Le programme de travail de Eulogos pour l’année qui vient est de présenter de façon plus juste, d’analyser de façon plus pertinente, les discours eurosceptiques, europhobes et populistes : entendre, comprendre et répondre ! C’est le mot d’ordre que lance Eulogos pour combattre ce type de discours. C’est parce qu’on ne dit rien que les autres se permettent tout. Il faut hausser le son ! démonter cette rhétorique.

Mais, avant toute chose, il faut présenter une vision de l’Europe mobilisatrice, comme vient de le faire de façon si talentueuse, pour son pays, Angela Merkel, le 14 décembre, devant le Congrès de son parti, l’Union chrétienne-démocrate (CDU). Il n’est pas nécessaire de la paraphraser, simplement rapporter ses propos : elle souhaite un pays « ouvert, curieux, tolérant, passionnant, possédant une forte identité (…) qui voie aussi le monde avec les yeux des autres, qui aide les personnes en situation de détresse qui, confiant en ses capacités, apporte sa contribution à la sécurité, à la paix et qui contribue à ce que la mondialisation puisse être gérée de façon juste ». Que l’Europe puisse montrer que, sous sa gouverne, elle est capable de relever ce défi comme elle a su le faire pour renaître des décombres de 1945.

La force des eurosceptiques et europhobes est d’adosser leurs propositions sur une conception du monde, fausse mais cohérente. La façon dont le débat sur l’Europe est mené contribue à donner l’impression que tous les Européens parlent comme les europhobes et les eurosceptiques : ces derniers ont d’abord imposé leur vocabulaire, leur thématique car les pro-européens ont cessé de se battre sur les mots et pour les mots.

À ce stade, nous n’avons pas d’autre ambition que d’engager le débat et d’y faire participer le plus grand nombre des personnes.

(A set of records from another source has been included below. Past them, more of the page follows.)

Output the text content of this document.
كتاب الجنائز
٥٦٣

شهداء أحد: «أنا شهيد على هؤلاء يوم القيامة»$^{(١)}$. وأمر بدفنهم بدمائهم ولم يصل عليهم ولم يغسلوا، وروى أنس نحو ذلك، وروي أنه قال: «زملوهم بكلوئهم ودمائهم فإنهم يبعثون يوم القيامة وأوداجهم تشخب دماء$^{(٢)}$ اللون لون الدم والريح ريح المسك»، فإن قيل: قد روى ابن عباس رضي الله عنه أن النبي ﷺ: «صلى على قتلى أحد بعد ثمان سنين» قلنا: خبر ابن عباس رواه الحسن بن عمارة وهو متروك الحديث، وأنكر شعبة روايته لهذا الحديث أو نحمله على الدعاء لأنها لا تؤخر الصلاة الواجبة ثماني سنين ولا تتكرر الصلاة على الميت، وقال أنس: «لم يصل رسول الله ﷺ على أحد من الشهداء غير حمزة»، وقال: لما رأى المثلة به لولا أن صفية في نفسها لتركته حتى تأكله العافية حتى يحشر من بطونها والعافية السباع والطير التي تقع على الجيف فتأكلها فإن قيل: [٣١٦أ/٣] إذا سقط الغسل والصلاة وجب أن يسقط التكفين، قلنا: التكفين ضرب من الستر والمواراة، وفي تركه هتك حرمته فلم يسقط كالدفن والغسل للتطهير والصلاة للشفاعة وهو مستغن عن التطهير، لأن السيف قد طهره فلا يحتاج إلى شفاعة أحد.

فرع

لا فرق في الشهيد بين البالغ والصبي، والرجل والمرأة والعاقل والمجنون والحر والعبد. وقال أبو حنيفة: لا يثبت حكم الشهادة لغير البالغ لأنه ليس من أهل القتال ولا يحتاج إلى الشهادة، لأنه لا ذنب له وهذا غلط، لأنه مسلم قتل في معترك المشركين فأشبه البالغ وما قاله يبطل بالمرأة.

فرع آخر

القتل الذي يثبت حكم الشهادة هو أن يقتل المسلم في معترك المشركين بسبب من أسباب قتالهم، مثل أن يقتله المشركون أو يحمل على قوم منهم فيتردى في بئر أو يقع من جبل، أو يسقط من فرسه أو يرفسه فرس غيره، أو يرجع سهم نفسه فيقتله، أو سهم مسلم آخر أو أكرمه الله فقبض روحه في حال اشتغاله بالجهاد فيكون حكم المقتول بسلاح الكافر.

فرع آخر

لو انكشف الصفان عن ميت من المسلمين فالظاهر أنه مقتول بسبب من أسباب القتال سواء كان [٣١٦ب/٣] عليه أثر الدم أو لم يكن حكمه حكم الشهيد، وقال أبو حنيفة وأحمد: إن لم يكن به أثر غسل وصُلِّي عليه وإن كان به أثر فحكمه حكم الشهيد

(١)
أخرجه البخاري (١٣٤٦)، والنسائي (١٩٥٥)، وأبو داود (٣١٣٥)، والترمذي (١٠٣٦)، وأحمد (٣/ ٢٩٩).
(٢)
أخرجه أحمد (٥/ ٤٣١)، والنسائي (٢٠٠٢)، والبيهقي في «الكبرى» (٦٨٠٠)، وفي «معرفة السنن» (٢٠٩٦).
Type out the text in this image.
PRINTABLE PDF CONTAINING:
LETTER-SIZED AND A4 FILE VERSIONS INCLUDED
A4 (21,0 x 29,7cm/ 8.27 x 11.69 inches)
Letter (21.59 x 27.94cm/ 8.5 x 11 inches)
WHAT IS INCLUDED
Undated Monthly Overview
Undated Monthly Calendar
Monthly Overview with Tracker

L’analyse de la rhétorique antieuropéenne prend tout son sens et c’est à cela qu’appelle Eulogos. Les bons scores des eurosceptiques, europhobes et populistes marquent d’abord l’échec des stratégies de diabolisation et de dénigrement, qui restent sans effet : chômage, ras-le-bol fiscal, bouleversements géopolitiques aux portes de l’Europe et attentats islamistes n’expliquent pas tout. Plus grave, le doute s’est installé sur la capacité des forces politiques, sociales culturelles, religieuses… traditionnelles à entendre les citoyens. On inquiète sans réellement informer.

C’est à ce stade qu’intervient notre volonté de jouer sur cette rhétorique qui varie d’un pays à l’autre, d’un parti à un autre, d’un groupe à un autre. Il faut commencer par analyser ces rhétoriques pour pouvoir ensuite y faire face : « entendre, comprendre répondre », c’est le triptyque imaginé par une jeune universitaire, Amélie Ancelle, qui a étudié le phénomène pour la France et pour deux cas, Marine Le Pen, Jean-Luc Mélenchon. Son travail universitaire constitue le point de départ de notre réflexion et l’embryon d’une méthodologie à mettre en œuvre après son approfondissement .

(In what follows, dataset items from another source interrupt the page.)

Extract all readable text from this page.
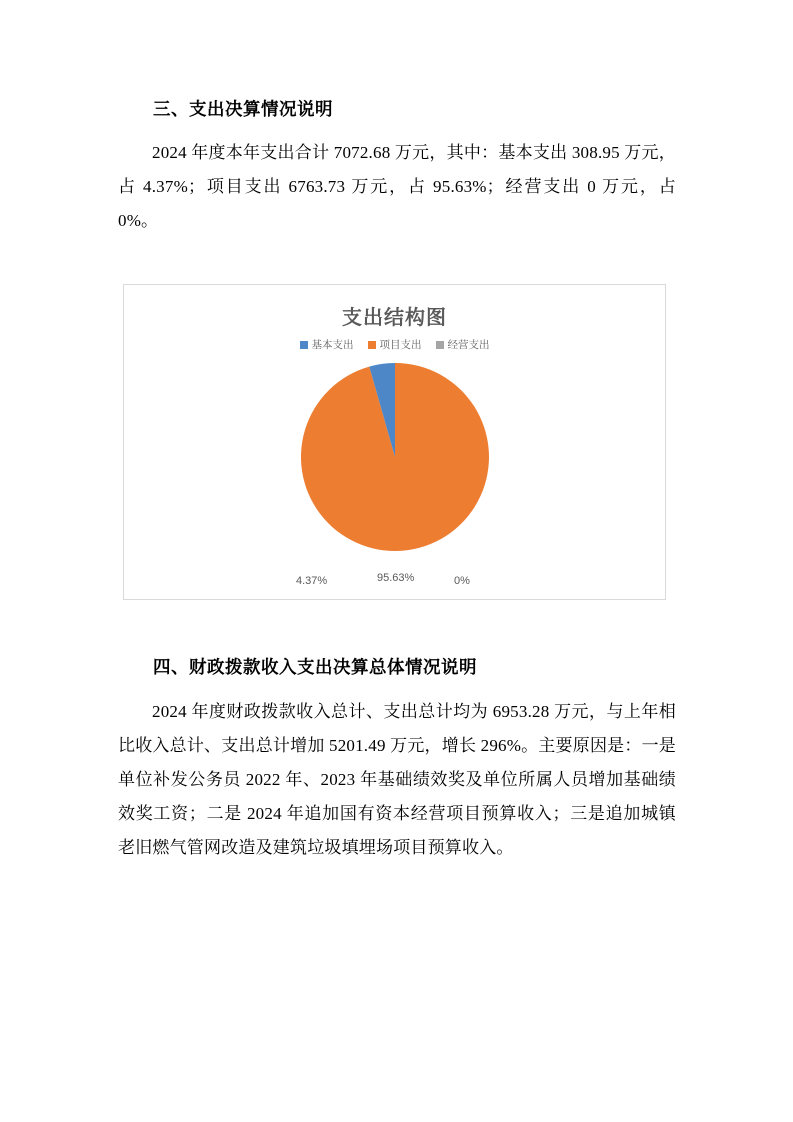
三、支出决算情况说明

2024 年度本年支出合计 7072.68 万元，其中：基本支出 308.95 万元，占 4.37%；项目支出 6763.73 万元，占 95.63%；经营支出 0 万元，占 0%。

支出结构图
基本支出 项目支出 经营支出
4.37%	95.63%	0%
四、财政拨款收入支出决算总体情况说明

2024 年度财政拨款收入总计、支出总计均为 6953.28 万元，与上年相比收入总计、支出总计增加 5201.49 万元，增长 296%。主要原因是：一是单位补发公务员 2022 年、2023 年基础绩效奖及单位所属人员增加基础绩效奖工资；二是 2024 年追加国有资本经营项目预算收入；三是追加城镇老旧燃气管网改造及建筑垃圾填埋场项目预算收入。
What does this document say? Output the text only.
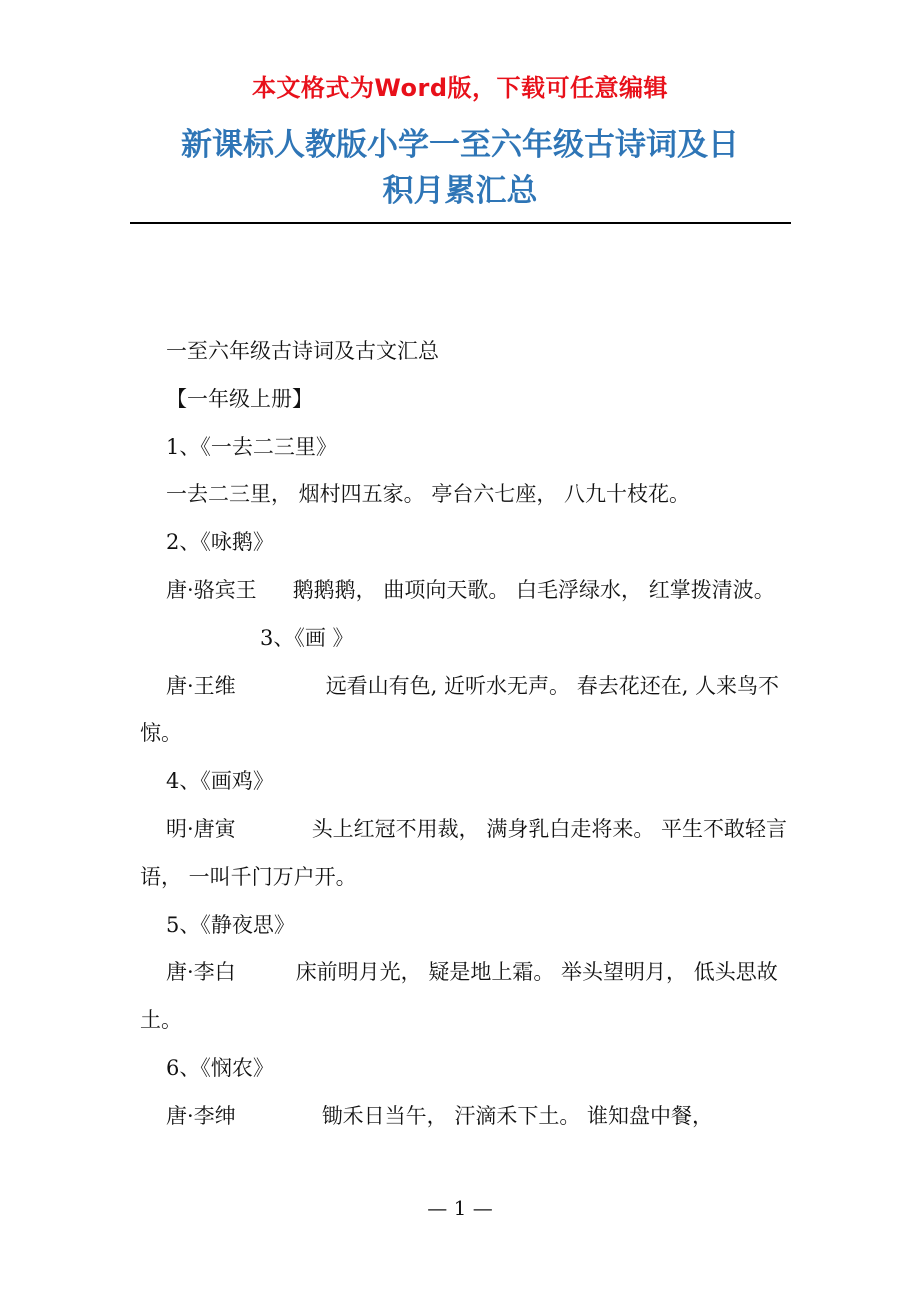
本文格式为Word版，下载可任意编辑
新课标人教版小学一至六年级古诗词及日
积月累汇总

一至六年级古诗词及古文汇总

【一年级上册】

1、《一去二三里》

一去二三里， 烟村四五家。 亭台六七座， 八九十枝花。

2、《咏鹅》

唐·骆宾王 鹅鹅鹅， 曲项向天歌。 白毛浮绿水， 红掌拨清波。3、《画 》

唐·王维	远看山有色, 近听水无声。 春去花还在, 人来鸟不惊。

4、《画鸡》

明·唐寅	头上红冠不用裁， 满身乳白走将来。 平生不敢轻言语， 一叫千门万户开。

5、《静夜思》

唐·李白	床前明月光， 疑是地上霜。 举头望明月， 低头思故土。

6、《悯农》

唐·李绅	锄禾日当午， 汗滴禾下土。 谁知盘中餐，

— 1 —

« La rhétorique, nous dit-elle, est un élément majeur dans la vie politique d’aujourd’hui, malgré la connotation péjorative qu’elle revêt. C’est la parole qui crée le lien entre le politique et le citoyen, instaure la confiance et laisse parfois place à la manipulation. L’Union européenne n’échappe pas à la règle. Les résultats des élections de mai 2014 ont vu nombre de partis eurosceptiques tenir le haut du pavé, la France en tête. Les deux candidats français qui regroupent les qualificatifs d’eurosceptiques et de rhéteurs sont les deux extrêmes de l’échiquier politique : Marine Le Pen au Front National, Jean-Luc Mélenchon au Front de Gauche. Ils manient les mots avec précision, savent se mettre en scène et parviennent à retourner les valeurs européennes contre l’UE elle-même.

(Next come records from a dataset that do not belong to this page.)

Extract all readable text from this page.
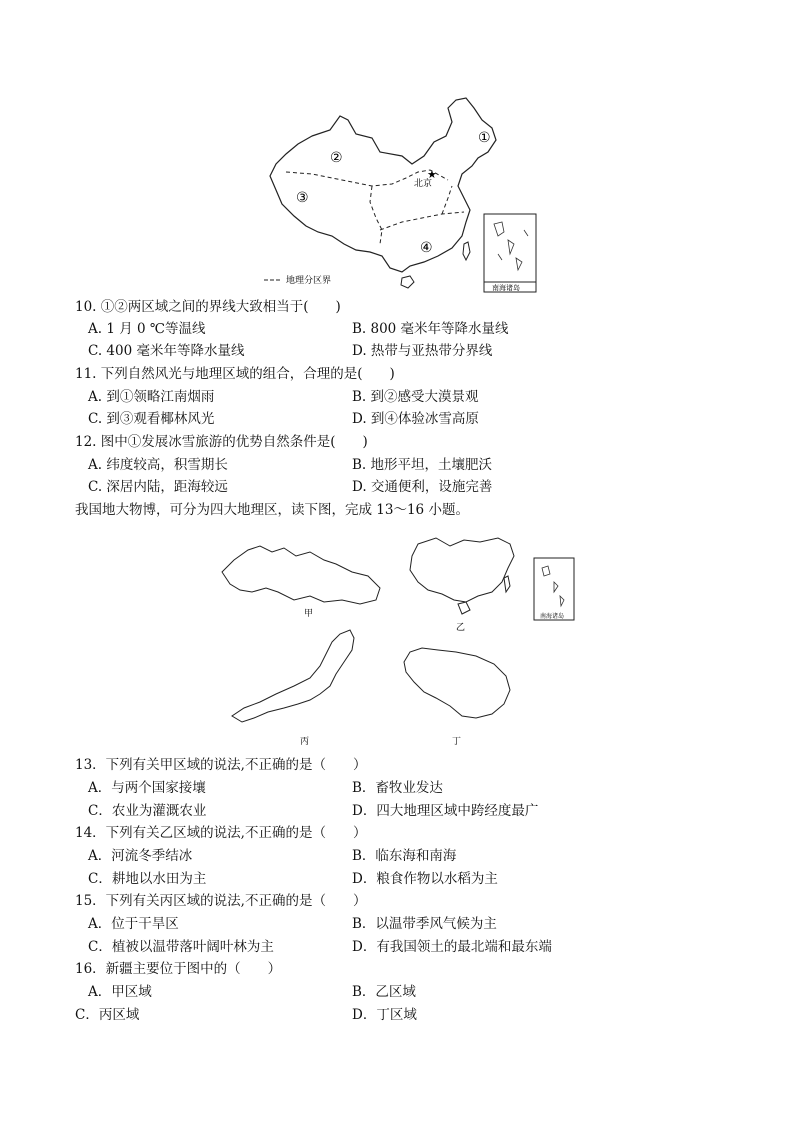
★
北京
①
②
③
④
地理分区界
南海诸岛
10. ①②两区域之间的界线大致相当于(　　)
A. 1 月 0 ℃等温线	B. 800 毫米年等降水量线
C. 400 毫米年等降水量线	D. 热带与亚热带分界线
11. 下列自然风光与地理区域的组合，合理的是(　　)
A. 到①领略江南烟雨	B. 到②感受大漠景观
C. 到③观看椰林风光	D. 到④体验冰雪高原
12. 图中①发展冰雪旅游的优势自然条件是(　　)
A. 纬度较高，积雪期长	B. 地形平坦，土壤肥沃
C. 深居内陆，距海较远	D. 交通便利，设施完善
我国地大物博，可分为四大地理区，读下图，完成 13～16 小题。
甲
乙
南海诸岛
丙	丁
13．下列有关甲区域的说法,不正确的是（　　）
A．与两个国家接壤	B．畜牧业发达
C．农业为灌溉农业	D．四大地理区域中跨经度最广
14．下列有关乙区域的说法,不正确的是（　　）
A．河流冬季结冰	B．临东海和南海
C．耕地以水田为主	D．粮食作物以水稻为主
15．下列有关丙区域的说法,不正确的是（　　）
A．位于干旱区	B．以温带季风气候为主
C．植被以温带落叶阔叶林为主	D．有我国领土的最北端和最东端
16．新疆主要位于图中的（　　）
A．甲区域	B．乙区域
C．丙区域	D．丁区域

Avant d’étudier les discours comme constructions politiques, c’est leur étude en tant que constructions et performances rhétoriques qui permet de mettre en exergue les caractéristiques du discours eurosceptique. Le travail de l’image, de la personnalité et de la construction d’un système de valeurs en creux par rapport à l’UE sont autant de moyens de créer du lien avec la foule, un sentiment de proximité face à l’austérité institutionnelle. Marine Le Pen et Jean-Luc Mélenchon dépassent le cadre politique pour se diriger vers la sphère émotionnelle. Dès lors, la réflexion purement politique et rationnelle n’est plus – elle devient hybride. Ce n’est plus à la logique qu’il est fait appel, mais à des sentiments : la peur et le ressentiment pour le Front National, l’indignation pour le Front de Gauche. Si la volonté de montrer l’UE comme porteuse de valeurs incompatibles avec les idéaux universels se retrouve chez les deux candidats, leurs effets produits sur l’auditoire sont radicalement différents : l’une fait régner la prostration, l’autre l’incitation à l’action. Au vu des résultats des élections et de la crise politique que traverse depuis lors l’Union, déceler les ressorts de l’Euroscepticisme pour lui opposer plus efficacement une réponse s’avère crucial.

Autant qu’il peut être une menace, le langage peut tout autant être une source de réconfort, d’espoir et de bataille face à une tendance qui prend de l’ampleur, en France comme ailleurs. C’est pourquoi se donner les armes pour l’étudier, c’est se donner la capacité de mieux comprendre un phénomène et de mieux y répondre. Comment cela peut-il prendre forme du point de vue de la réponse politique ?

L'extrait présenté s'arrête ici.